Aug. 1 (Bloomberg) -- Halozyme Therapeutics Inc., a developer of drug-delivery systems, fell the most in a year after its partner ViroPharma Inc. ended a mid-stage trial of a therapy for a genetic disease that causes severe swelling.
Halozyme dropped 14 percent to $7.32 at the close in New York, the biggest single-day decline since Aug. 2, 2012. ViroPharma lost 6.8 percent to $32, its greatest decline in three months. The trial’s cancellation was announced today by the companies in statements.
ViroPharma was running a clinical trial of a subcutaneous formulation of Cinryze, its drug to prevent the swelling attacks. Halozyme’s recombinant human hyaluronidase, or rHuPH20, was being combined with Cinryze for the subcutaneous treatment.
The treatment for hereditary angioedema was in the second of three phases of trials usually required before U.S. regulatory approval when some patients developed unexpected antibodies, Exton, Pennsylvania-based ViroPharma said.
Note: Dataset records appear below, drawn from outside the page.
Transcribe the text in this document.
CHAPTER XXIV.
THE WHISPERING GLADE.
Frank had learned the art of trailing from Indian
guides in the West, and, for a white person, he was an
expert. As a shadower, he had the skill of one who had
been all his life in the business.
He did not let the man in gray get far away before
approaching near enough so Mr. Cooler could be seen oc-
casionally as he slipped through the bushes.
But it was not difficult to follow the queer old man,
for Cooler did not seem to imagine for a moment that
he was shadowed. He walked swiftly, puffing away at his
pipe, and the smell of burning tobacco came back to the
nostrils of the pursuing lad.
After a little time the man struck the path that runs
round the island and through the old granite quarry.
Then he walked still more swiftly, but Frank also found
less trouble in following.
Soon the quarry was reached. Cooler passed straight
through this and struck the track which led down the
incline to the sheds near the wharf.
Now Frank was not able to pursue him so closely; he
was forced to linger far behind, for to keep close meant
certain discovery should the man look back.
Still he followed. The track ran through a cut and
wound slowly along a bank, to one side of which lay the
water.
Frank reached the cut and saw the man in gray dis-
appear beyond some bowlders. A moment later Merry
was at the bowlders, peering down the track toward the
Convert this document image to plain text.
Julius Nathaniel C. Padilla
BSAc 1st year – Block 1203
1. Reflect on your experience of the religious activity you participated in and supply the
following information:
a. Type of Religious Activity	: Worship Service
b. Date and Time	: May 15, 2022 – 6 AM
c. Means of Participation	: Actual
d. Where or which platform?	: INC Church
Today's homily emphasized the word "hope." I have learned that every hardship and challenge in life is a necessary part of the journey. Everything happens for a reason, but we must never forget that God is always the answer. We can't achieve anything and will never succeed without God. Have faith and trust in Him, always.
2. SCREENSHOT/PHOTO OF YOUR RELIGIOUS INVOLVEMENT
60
San Diego-based Halozyme said the companies hadn’t seen any adverse effects, and called the halt a precaution.
“We support ViroPharma’s business decision,” Halozyme Chief Executive Officer Gregory Frost said in a statement.
Frost said he was confident of the drug’s safety profile.
A trail of recombinant human hyaluronidase was halted a year ago, as well, before being restarted.